The purchase of the Norton property will include artifacts such as a whaler’s harpoon and historic photographs and illustrations that hang on the boathouse walls. One photograph was taken in 1910 of the Mertie B. Crowley, a six-masted schooner awash in the riptides at Wasque.

Mr. Scott said this marks the first time the preservation trust will make a purchase where no work needs to be done. “The buildings are shipshape,” he said, adding:

“The collection of photographs inside is part and parcel of the historical significance that goes with the place. Visitors will find it a tremendous experience coming in here. To me this is the maritime version of the Vincent House [a pre-colonial house owned by the trust in downtown Edgartown]. When you think that Edgartown harbor used to have many captain’s boathouses and fish shacks — in their day, there were dozens perhaps hundreds of them around the working waterfront.”

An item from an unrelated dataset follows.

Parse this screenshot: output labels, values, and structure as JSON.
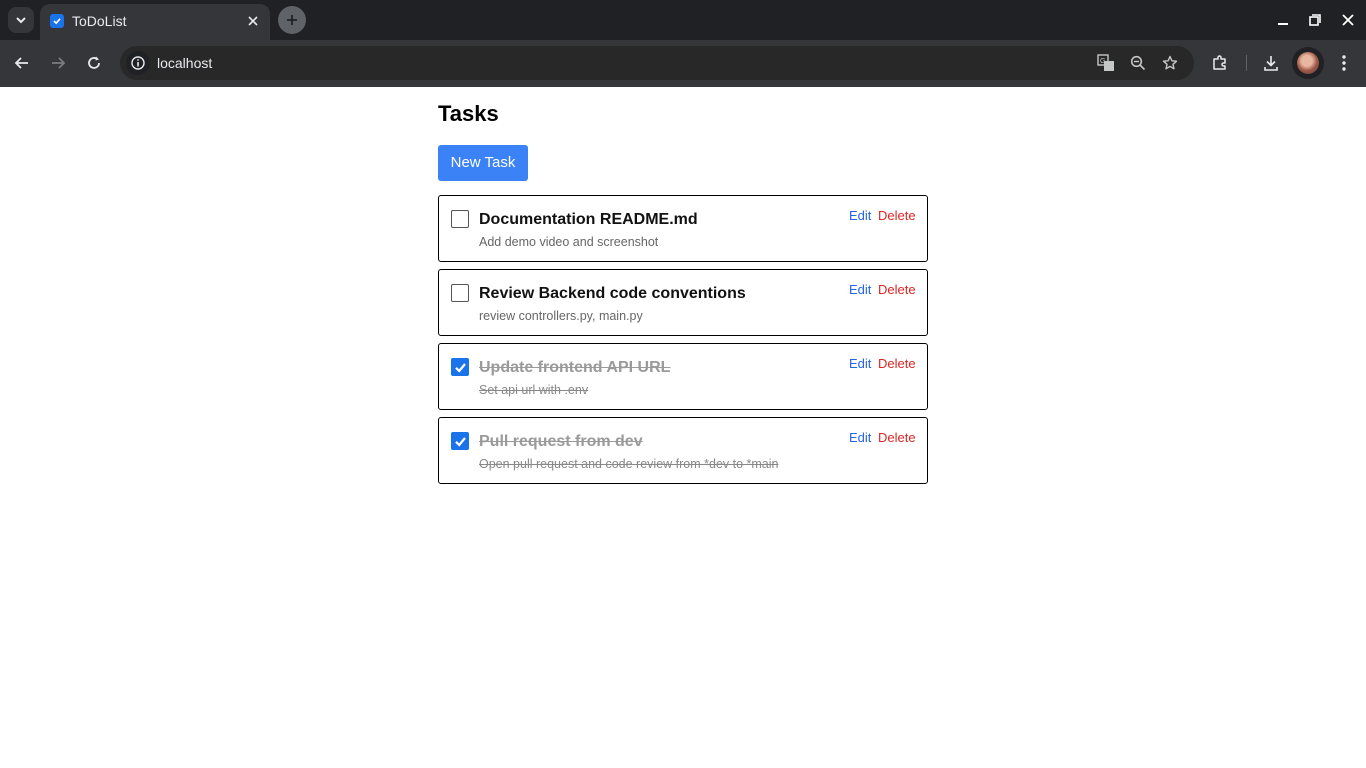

He said the price is below market value for the property; the trust plans to call the boathouse the Norton Boathouse. The building replaced an earlier boathouse that was destroyed in the 1944 hurricane. Part of the floor of the building is over water. A dock fronts the building.

The Osborn building, which sits on the Dock street side of the boathouse, is used as a ship store by the Martha’s Vineyard Shipyard.

Bailey Norton, 88, said this week that the building was originally a counting house for the whaling trade, located on Osborn Wharf, where the Edgartown Yacht Club is located today. The building was later moved. Many buildings in the area were either swept away or severely damaged in the 1944 hurricane.

Mr. Scott said the trust will keep the long-term lease with the Martha’s Vineyard Shipyard.

Shipyard president Phil Hale praised the purchase.

“I think this is great. It is terrific,” he said, adding: “I think this is a gift to the community on the part of the Nortons.”

Bailey Norton said his sister Drusilla ran an antique and collectible store in the building in the late 1970s.

The Norton family story is anchored in the waterfront. In fact the Anchors, today the home of the Edgartown Council on Aging, was the family home.

Though mostly a yachtsman, Samuel B. Norton was also a commercial fisherman. As a young man, he went bay scalloping at a time when catboats filled the harbor. He was president for many years of the Edgartown Fishermen’s Association. He came up with the burlap bag as a way to transport bay scallops before someone later came up with the bushel basket. For a time he also was president of the Martha’s Vineyard Chamber of Commerce. He died in January 1960 at the age of 61.

Floyd and Bailey Norton recalled the time when Manuel Swartz Roberts got caught in Woods Hole one night after the ferry had stopped running; the boat builder didn’t want to spend the night on the Cape, so he called Samuel Norton on the phone.

“My father volunteered to go to Woods Hole in his own boat to pick him up and bring him back,” Floyd Norton said. He recalled that night the fog was as thick as pea soup. “You couldn’t see Chappy. Let me remind you, that was in the day before radar, before Loran and there was no GPS,” he said.

“To this day, I don’t know how my father did it, get to Woods Hole and back,” Mr. Norton said.

Bailey Norton concluded: “He [Manuel] had never slept a night off the Vineyard, and at his age he wasn’t about to start.

“We have a lot of good memories of Dad.”